A sunny day in an old growth temperate rainforest. Most of these trees are western hemlock, but the bigger one on the right is a western redcedar.
An old growth forest showing primarily western hemlock as well as a few Pacific silver fir trees.
A giant old growth western redcedar with a few burls on its trunk.
A large old growth western hemlock tree that was used as a tailhold several decades ago when the adjacent forest was logged. The loggers cut these notches into the tree so that a cable could be wrapped around it and used as an anchor when yarding other felled trees to the road. This tree is dead, but has remained standing.

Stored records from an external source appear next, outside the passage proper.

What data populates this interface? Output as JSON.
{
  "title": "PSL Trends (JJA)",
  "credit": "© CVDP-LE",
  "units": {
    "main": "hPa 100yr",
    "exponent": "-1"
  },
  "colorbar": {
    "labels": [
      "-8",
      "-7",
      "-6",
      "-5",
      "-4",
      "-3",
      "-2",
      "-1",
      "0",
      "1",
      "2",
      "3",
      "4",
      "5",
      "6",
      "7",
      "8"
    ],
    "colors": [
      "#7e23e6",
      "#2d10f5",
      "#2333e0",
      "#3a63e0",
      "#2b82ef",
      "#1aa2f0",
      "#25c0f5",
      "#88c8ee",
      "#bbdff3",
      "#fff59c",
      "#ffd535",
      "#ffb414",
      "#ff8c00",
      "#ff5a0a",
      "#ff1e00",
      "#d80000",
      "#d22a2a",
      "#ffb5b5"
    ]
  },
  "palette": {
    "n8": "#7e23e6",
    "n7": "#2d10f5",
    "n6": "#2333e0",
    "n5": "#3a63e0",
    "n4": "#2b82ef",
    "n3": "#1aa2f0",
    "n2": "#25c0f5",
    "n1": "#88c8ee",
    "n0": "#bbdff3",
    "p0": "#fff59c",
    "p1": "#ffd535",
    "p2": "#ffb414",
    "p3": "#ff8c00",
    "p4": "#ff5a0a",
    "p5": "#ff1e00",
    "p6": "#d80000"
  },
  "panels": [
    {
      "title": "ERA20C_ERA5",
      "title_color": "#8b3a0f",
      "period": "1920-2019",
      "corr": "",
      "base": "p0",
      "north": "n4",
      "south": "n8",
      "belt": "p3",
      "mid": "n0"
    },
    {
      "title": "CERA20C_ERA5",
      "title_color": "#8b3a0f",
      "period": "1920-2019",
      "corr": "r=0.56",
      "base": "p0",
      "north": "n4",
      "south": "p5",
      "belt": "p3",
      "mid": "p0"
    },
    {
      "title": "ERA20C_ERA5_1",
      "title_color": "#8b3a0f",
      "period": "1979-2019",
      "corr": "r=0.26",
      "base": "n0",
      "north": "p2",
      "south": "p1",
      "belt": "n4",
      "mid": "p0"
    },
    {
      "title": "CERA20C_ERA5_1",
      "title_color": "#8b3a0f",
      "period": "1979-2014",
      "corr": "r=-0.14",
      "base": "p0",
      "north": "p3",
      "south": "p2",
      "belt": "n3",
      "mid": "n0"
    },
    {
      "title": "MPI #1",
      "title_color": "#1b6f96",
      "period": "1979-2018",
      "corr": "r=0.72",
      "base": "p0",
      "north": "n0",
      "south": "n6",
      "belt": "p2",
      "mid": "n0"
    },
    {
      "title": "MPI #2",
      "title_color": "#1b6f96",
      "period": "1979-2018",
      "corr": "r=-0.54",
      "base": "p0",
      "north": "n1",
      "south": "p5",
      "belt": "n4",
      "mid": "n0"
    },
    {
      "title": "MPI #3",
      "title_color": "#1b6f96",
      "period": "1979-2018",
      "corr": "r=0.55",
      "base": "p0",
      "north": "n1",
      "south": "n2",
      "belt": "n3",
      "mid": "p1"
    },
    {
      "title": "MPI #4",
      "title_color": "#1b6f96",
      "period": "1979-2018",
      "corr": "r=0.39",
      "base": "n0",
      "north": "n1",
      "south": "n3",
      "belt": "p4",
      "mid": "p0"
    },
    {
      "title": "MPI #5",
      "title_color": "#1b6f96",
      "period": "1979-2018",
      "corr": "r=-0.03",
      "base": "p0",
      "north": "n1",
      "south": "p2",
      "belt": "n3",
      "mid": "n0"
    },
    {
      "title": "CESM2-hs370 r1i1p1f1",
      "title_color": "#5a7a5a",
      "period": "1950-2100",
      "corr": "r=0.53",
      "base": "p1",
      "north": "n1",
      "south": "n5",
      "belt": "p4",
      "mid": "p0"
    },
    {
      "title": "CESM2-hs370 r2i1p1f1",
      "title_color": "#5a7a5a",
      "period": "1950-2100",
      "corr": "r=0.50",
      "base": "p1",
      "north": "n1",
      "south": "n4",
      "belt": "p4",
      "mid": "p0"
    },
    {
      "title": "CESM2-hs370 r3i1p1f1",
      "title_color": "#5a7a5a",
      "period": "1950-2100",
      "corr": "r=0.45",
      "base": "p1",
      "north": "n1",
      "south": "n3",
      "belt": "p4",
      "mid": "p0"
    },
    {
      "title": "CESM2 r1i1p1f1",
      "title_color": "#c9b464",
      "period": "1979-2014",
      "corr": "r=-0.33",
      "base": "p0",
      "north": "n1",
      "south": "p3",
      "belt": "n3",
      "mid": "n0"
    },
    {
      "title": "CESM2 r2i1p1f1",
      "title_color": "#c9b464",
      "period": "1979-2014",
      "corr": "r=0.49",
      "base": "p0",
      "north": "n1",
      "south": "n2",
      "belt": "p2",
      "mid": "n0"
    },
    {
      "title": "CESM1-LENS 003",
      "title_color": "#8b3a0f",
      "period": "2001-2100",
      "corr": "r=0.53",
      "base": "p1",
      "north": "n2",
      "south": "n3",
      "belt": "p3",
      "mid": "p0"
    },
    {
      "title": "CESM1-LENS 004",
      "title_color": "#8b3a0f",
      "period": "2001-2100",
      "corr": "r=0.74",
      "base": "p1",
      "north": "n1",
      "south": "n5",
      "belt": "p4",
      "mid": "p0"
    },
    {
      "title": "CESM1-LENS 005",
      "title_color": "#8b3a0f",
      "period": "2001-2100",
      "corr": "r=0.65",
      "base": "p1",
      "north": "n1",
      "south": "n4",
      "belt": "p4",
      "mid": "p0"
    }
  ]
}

The stream is clear and cold. On this trip I revisited a waterfall that I found over a decade ago (it is not marked on any map). In my wanderings I discovered another waterfall.

I visited a small emerald-hued lake which was a new destination for me, and the mosquitos were so dense that I stayed less than an hour.

A long exposure of a waterfall in a temperate rainforest.
A long exposure of a waterfall in a temperate rainforest.
A waterfall surrounded by lush green ferns, moss and trees.
A small lake surrounded by forest.
A long exposure of a stream in a temperate rainforest.
A long exposure of a stream in a temperate rainforest.
A long exposure of a small stream on a sunny day.